久居此楼,常有朋友来访。尽管我们单枪匹马潇洒自在,但生活却如万花筒般旖旎、琐碎。就说朋友来访吧,总要热情地挽留吃个便饭什么的。缺少碗筷,只能往饭馆里领。次数多了,财力就面临危机。算来算去,还有大半年的时光,这朋友还常来呢。我们便下决心自己做。买来电炒锅电饭煲,总以为万事具备了,可真来个朋友,又丢三拉四,用起来是捉襟见肘。于是,我们只好向对面人家求助了。好容易等到她出现在阳台上时,马上一句“喂——”。她愣了一下,笑问:是叫我吗?我们连忙解释喊她的原因,连自己屋里的客人听了都乐不可支。她在这愉快的笑声中送来了我们需要的东西,还留下话:缺什么东西只管开口,谁也不会带着家出门的,互相帮助嘛。然后,笑着离去。那笑意很甜美很迷人,在我们的心里荡起了波浪。
从此,当我们同时出现在阳台时,总会很真诚地问个好,再说上几句诸如天气真不错之类的话。后来我想:正因为有了这些不痛不痒的话,才逐渐消除了彼此之间的隔阂,也才使人由陌生走向理解走向信任。我们也常过去借个衣架鞋刷什么的,而她和她的家人也过来借个书打个电话。后来,她的父亲发现我们业余生活单调枯燥时,便邀请我们过去看看电视,每天还将自己订的报刊及时送了过来……

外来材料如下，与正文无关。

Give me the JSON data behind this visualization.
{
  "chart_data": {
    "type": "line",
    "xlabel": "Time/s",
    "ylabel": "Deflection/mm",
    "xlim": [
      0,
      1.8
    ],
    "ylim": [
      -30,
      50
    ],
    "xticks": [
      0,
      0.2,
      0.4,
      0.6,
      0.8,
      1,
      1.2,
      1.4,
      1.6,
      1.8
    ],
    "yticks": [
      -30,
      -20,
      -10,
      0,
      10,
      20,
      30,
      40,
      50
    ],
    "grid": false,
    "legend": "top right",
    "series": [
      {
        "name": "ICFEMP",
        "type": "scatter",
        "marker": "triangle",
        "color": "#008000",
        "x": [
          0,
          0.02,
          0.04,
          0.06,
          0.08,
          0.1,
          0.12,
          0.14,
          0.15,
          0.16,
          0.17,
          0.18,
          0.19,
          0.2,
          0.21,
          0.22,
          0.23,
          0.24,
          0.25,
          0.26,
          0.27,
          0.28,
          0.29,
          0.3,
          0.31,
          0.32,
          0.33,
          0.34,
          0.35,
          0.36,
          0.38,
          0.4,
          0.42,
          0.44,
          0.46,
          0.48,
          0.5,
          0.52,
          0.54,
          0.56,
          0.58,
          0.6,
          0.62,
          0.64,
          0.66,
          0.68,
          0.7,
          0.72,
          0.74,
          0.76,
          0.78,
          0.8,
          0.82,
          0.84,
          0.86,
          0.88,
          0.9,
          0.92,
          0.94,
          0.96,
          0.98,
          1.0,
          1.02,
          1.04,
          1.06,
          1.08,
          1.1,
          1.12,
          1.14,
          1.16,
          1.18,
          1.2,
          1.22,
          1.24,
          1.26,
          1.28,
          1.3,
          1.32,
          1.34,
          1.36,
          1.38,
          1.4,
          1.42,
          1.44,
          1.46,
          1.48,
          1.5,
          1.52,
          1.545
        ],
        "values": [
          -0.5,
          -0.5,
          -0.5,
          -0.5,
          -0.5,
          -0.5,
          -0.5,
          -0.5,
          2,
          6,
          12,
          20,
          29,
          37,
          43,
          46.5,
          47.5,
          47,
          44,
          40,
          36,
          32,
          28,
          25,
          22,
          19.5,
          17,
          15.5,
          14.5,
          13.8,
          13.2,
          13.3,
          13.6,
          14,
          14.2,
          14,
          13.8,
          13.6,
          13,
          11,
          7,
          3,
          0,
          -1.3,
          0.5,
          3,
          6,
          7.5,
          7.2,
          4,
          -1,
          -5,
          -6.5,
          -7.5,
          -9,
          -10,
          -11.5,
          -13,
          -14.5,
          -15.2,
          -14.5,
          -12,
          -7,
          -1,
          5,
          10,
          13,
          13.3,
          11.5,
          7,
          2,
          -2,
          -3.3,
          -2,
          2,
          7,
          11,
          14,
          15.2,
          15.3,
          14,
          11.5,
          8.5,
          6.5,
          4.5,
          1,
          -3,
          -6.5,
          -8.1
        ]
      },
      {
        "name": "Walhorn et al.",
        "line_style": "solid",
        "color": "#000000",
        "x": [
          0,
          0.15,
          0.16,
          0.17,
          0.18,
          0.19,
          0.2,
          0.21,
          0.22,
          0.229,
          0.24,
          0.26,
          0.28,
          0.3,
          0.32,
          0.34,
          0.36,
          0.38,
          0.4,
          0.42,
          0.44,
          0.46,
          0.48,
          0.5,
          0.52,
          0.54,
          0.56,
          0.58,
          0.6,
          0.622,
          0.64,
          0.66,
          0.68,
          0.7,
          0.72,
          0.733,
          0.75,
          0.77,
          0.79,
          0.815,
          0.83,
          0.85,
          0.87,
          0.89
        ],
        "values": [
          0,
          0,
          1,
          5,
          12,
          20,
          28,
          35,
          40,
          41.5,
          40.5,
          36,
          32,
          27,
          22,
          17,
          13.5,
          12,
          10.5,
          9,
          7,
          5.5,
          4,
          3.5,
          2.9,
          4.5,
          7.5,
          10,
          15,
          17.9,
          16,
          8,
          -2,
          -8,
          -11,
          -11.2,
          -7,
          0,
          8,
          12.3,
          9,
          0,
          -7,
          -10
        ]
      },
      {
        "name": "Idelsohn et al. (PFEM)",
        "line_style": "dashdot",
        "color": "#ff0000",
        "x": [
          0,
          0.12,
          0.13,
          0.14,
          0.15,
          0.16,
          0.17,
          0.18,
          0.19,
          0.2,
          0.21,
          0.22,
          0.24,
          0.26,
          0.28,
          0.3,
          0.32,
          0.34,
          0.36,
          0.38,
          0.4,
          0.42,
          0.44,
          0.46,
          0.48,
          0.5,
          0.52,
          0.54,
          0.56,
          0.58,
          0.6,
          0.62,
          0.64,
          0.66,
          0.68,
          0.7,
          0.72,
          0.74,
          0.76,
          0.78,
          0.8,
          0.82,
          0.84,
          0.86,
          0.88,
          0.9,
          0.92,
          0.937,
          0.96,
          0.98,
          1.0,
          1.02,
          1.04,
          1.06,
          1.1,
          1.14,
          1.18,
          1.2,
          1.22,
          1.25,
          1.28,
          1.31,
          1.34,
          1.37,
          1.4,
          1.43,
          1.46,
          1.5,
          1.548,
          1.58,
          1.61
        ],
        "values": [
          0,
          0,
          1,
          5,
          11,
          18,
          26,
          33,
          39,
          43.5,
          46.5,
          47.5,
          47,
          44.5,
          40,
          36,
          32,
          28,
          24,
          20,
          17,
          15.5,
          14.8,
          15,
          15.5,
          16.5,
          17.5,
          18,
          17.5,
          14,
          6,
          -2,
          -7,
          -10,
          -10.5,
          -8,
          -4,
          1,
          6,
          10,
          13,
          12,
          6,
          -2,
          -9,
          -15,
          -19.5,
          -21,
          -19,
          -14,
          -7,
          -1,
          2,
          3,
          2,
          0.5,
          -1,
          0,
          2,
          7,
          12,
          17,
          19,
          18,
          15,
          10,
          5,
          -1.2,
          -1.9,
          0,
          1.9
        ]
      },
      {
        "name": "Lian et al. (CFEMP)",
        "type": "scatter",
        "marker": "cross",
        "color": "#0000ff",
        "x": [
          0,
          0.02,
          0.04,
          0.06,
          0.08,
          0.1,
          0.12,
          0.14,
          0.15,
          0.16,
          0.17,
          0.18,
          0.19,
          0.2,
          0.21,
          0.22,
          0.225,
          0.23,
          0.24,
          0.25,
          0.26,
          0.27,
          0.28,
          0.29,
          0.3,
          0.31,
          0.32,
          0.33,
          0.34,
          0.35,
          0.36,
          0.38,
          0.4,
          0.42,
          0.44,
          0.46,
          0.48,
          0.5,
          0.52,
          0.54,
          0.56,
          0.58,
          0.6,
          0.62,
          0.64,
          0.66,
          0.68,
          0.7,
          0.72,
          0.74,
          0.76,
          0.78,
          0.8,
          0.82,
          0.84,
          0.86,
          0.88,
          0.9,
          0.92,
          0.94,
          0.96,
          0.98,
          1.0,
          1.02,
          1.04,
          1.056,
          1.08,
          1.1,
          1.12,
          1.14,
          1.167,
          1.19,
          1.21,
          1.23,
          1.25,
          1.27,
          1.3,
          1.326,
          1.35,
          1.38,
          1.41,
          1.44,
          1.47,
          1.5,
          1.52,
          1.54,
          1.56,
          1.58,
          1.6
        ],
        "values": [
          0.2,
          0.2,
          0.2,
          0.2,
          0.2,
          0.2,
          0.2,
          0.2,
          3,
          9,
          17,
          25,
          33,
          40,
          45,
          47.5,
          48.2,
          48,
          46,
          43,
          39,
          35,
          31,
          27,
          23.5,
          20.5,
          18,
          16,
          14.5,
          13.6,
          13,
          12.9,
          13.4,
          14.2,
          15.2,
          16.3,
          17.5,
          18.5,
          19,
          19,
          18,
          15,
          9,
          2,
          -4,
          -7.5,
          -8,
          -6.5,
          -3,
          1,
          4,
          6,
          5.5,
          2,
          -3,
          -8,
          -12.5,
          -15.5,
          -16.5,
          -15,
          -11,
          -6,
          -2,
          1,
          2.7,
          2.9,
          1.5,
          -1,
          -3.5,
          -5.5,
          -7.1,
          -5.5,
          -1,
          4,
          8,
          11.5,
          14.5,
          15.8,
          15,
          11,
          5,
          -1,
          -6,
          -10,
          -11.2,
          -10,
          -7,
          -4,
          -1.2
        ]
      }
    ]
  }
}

再往后,交往就更多了,彼此之间不再矜持,而且大有相识恨晚之感。我们就相识的话题对她开起了玩笑,说:“你过去很傲气,好几次打招呼,可你连理都不理。”她歉然,说自己的视力很差,光感很弱,你们的宿舍又背阴,常常不开灯,我真的没注意,很对不起。此时,我们反而自惭了,心里漫上了一层苍茫的雾,为主观的误解而不好意思了。
接下来的日子,我们和左邻右舍都有了联系。碰了面轻松愉快地打个招呼,遇了事主动上前帮个忙,在大楼里有一种相濡为沫的感觉。外出时遇雨,我们晒在户外的衣物会有人代收;有客人来访时,东家送来碗筷西家送来佐料。思乡时,就有一群年龄相仿的年轻人前来相邀参加家庭舞会……
秋去冬来,我们一年的下乡任务圆满结束,在大楼里挨家挨户去告别。我想:当初要是彼此之间没有招呼没有交往,冷漠相处,老死不相往来,便永远察觉不出周围是温馨的世界,也就不会了解周围这善良的邻里了。当我把这话告诉她时,她很有感触地说:原来你们这儿住过一家,就因为太孤傲太霸道了,让人感到奏鸣曲中出现一个不协调的音符。好在换了你们。只是不知你们走后这儿又将是什么样的邻居了。
我有感而发,对她说:不要吝啬问候,其实,人还是很好沟通的。有时,哪怕是一句很平常的话也够了。她听了很郑重地说,这话是一句名言,我要用心好好记着,无论对谁。我也忽然悟到,平淡有真谛,那么自己也得好好用心记着,不管到哪。